Pakistan - Menteri Luar Negeri Pakistan menyampaikan pemerintah mempunyai "intelijen yang sanggup diandalkan" bahwa India merencanakan serangan ahad depan - mengklaim tetangga nuklirnya segera diberhentikan sebagai "tidak bertanggung jawab dan tidak masuk akal."

Dalam pidatonya di penyiaran negara Pakistan PTV pada hari Minggu, Shah Mehmood Qureshi menyampaikan India merencanakan "agresi baru" antara 16 dan 20 April.
Qureshi menyampaikan Perdana Menteri India Narendra Modi telah memberi angkatan bersenjata lampu hijau untuk menyerang sasaran di Kashmir dan Pakistan.
"Dia (Modi) menyampaikan bahwa Anda mempunyai izin untuk melaksanakan tindakan.

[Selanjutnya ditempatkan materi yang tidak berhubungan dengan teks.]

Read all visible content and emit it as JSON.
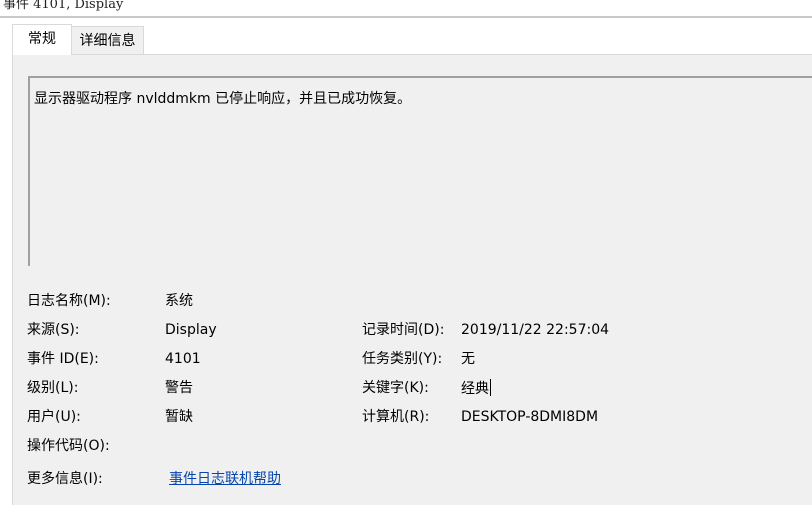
{
  "window": {
    "title": "事件 4101, Display"
  },
  "tabs": [
    {
      "label": "常规"
    },
    {
      "label": "详细信息"
    }
  ],
  "general": {
    "description": "显示器驱动程序 nvlddmkm 已停止响应，并且已成功恢复。",
    "fields": {
      "log_name": {
        "label": "日志名称(M):",
        "value": "系统"
      },
      "source": {
        "label": "来源(S):",
        "value": "Display"
      },
      "event_id": {
        "label": "事件 ID(E):",
        "value": "4101"
      },
      "level": {
        "label": "级别(L):",
        "value": "警告"
      },
      "user": {
        "label": "用户(U):",
        "value": "暂缺"
      },
      "opcode": {
        "label": "操作代码(O):",
        "value": ""
      },
      "more_info": {
        "label": "更多信息(I):",
        "value": "事件日志联机帮助"
      },
      "logged": {
        "label": "记录时间(D):",
        "value": "2019/11/22 22:57:04"
      },
      "task_category": {
        "label": "任务类别(Y):",
        "value": "无"
      },
      "keywords": {
        "label": "关键字(K):",
        "value": "经典"
      },
      "computer": {
        "label": "计算机(R):",
        "value": "DESKTOP-8DMI8DM"
      }
    }
  },
  "colors": {
    "link": "#0645ad",
    "panel_bg": "#f0f0f0"
  }
}
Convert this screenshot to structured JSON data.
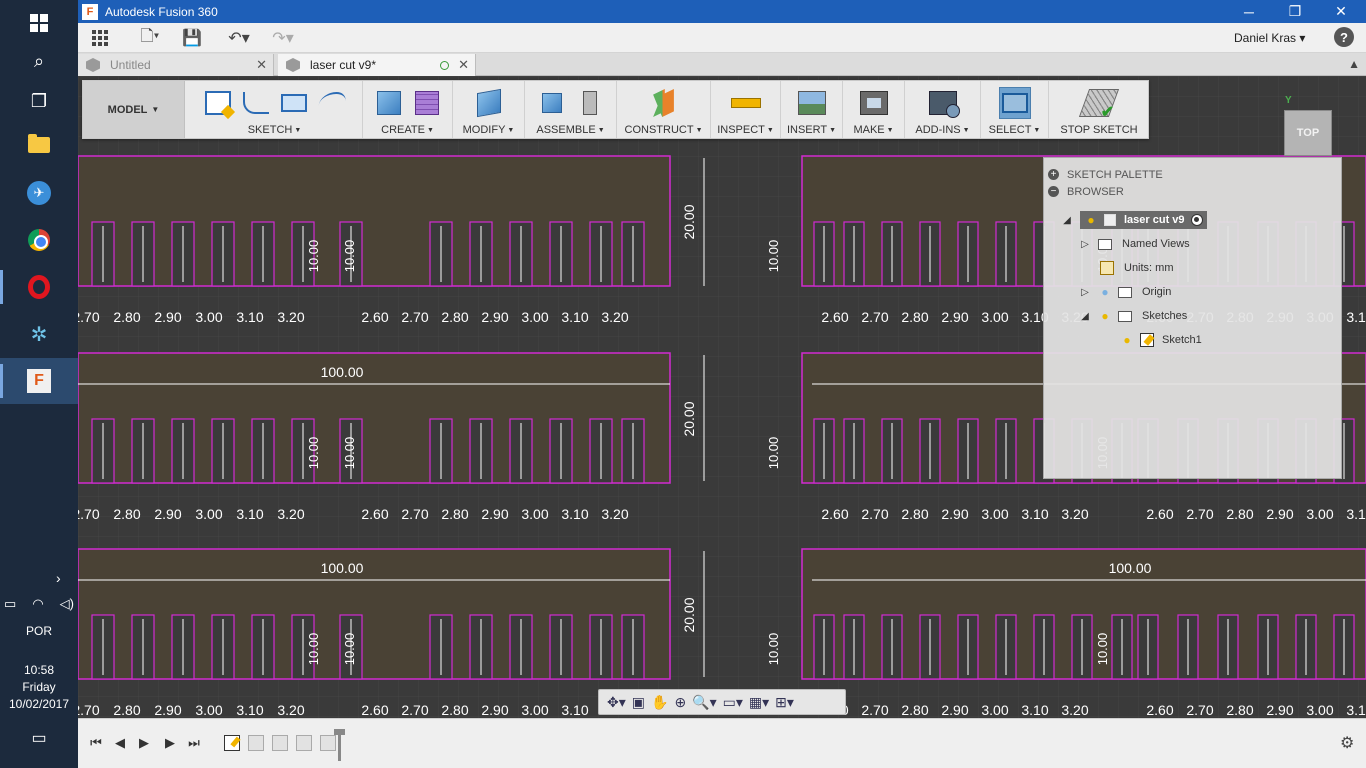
{
  "window": {
    "title": "Autodesk Fusion 360"
  },
  "appbar": {
    "user": "Daniel Kras",
    "help": "?"
  },
  "tabs": [
    {
      "label": "Untitled"
    },
    {
      "label": "laser cut v9*"
    }
  ],
  "toolbar": {
    "workspace": "MODEL",
    "groups": {
      "sketch": "SKETCH",
      "create": "CREATE",
      "modify": "MODIFY",
      "assemble": "ASSEMBLE",
      "construct": "CONSTRUCT",
      "inspect": "INSPECT",
      "insert": "INSERT",
      "make": "MAKE",
      "addins": "ADD-INS",
      "select": "SELECT",
      "stop_sketch": "STOP SKETCH"
    }
  },
  "viewcube": {
    "face": "TOP",
    "axis": "Y"
  },
  "panels": {
    "sketch_palette": "SKETCH PALETTE",
    "browser": "BROWSER"
  },
  "browser_tree": {
    "component": "laser cut v9",
    "named_views": "Named Views",
    "units": "Units: mm",
    "origin": "Origin",
    "sketches": "Sketches",
    "sketch1": "Sketch1"
  },
  "drawing": {
    "dim_100": "100.00",
    "dim_20": "20.00",
    "dim_10": "10.00",
    "dim_10_small": "10.00",
    "row_series_a": [
      "2.70",
      "2.80",
      "2.90",
      "3.00",
      "3.10",
      "3.20"
    ],
    "row_series_b": [
      "2.60",
      "2.70",
      "2.80",
      "2.90",
      "3.00",
      "3.10",
      "3.20"
    ]
  },
  "system_tray": {
    "language": "POR",
    "time": "10:58",
    "day": "Friday",
    "date": "10/02/2017"
  },
  "colors": {
    "titlebar": "#1e5fb8",
    "sketch_region": "#4a4235",
    "sketch_line": "#d22bd2",
    "dimension": "#ffffff"
  }
}
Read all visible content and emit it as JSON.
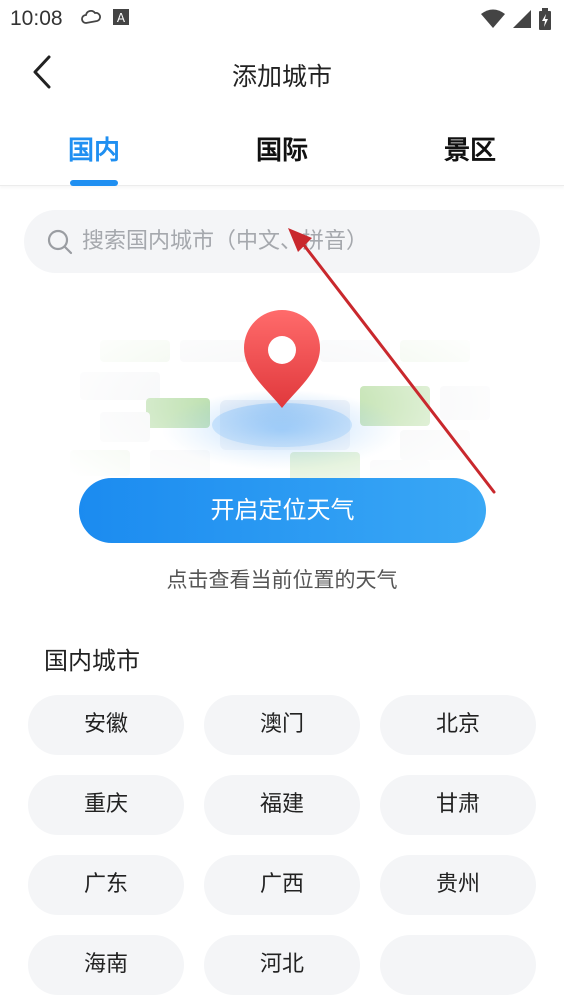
{
  "status_bar": {
    "time": "10:08",
    "icons": [
      "cloud-icon",
      "text-a-icon",
      "wifi-icon",
      "signal-icon",
      "battery-charging-icon"
    ]
  },
  "header": {
    "title": "添加城市",
    "back_icon": "chevron-left-icon"
  },
  "tabs": [
    {
      "label": "国内",
      "active": true
    },
    {
      "label": "国际",
      "active": false
    },
    {
      "label": "景区",
      "active": false
    }
  ],
  "search": {
    "placeholder": "搜索国内城市（中文、拼音）",
    "value": "",
    "icon": "search-icon"
  },
  "locate": {
    "button_label": "开启定位天气",
    "hint": "点击查看当前位置的天气"
  },
  "domestic": {
    "section_title": "国内城市",
    "cities": [
      "安徽",
      "澳门",
      "北京",
      "重庆",
      "福建",
      "甘肃",
      "广东",
      "广西",
      "贵州",
      "海南",
      "河北",
      ""
    ]
  },
  "colors": {
    "accent": "#1f8ff1",
    "chip_bg": "#f4f5f7",
    "annotation": "#c9282d"
  }
}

Mereka (kepala angkatan bersenjata) mengatakan, 'Kami telah menentukan sasaran yang bersifat militer. Dan tidak penting bahwa sasaran itu akan terbatas pada Kashmir. .. Jadi, pembicaraan gres ihwal aksi militer sedang berlangsung di sana Dan sebuah pesan gres ihwal aksi militer sedang disampaikan, "katanya.
sumber : https://www.funnify.me/search?q=08/asia/pakistan-accuses-india-attack-intl/index
Kementerian Luar Negeri India menyampaikan klaim itu tidak berdasar, menuduh Qureshi mendorong gerilyawan yang bermarkas di Pakistan untuk menyerang sasaran di India.
"India menolak pernyataan Menteri Luar Negeri Pakistan yang tidak bertanggung jawab dan tidak masuk logika yang dimaksudkan untuk membangkitkan histeria perang di daerah itu. Gimmick publik ini sepertinya merupakan permintaan kepada para teroris yang berbasis di Pakistan untuk melaksanakan serangan teror di India," kata jurubicara Raveesh Kumar .
Menteri Luar Negeri Pakistan Shah Mehmood Qureshi berpidato di konferensi pers di Multan pada hari Minggu.
Qureshi juga merujuk serangan Februari di Kashmir di mana 40 tentara India terbunuh dikala sebuah bom meledak di bersahabat konvoi paramiliter di Kashmir yang dikelola India.
Pemboman Pulwama yakni salah satu serangan paling mematikan di Kashmir dalam beberapa tahun terakhir, dengan India mengklaim Pakistan mempunyai "tangan langsung" dalam serangan itu. Pakistan membantah keras mempunyai peran.
Tuduhan memicu operasi militer tit-for-tat oleh kedua belah pihak, semakin meningkatkan ketegangan.
"Di Kashmir yang diduduki, bencana serupa Pulwama sanggup terjadi, dengan tujuan untuk meningkatkan tekanan diplomatik pada Pakistan dan untuk membenarkan tindakan militer (India)," kata Qureshi, Minggu.
sumber : https://www.funnify.me/search?q=08/asia/pakistan-accuses-india-attack-intl/index
India Di Tuduh Pakistan Akan Melaksanakan Aksi Militer. There are any India Di Tuduh Pakistan Akan Melaksanakan Aksi Militer in here.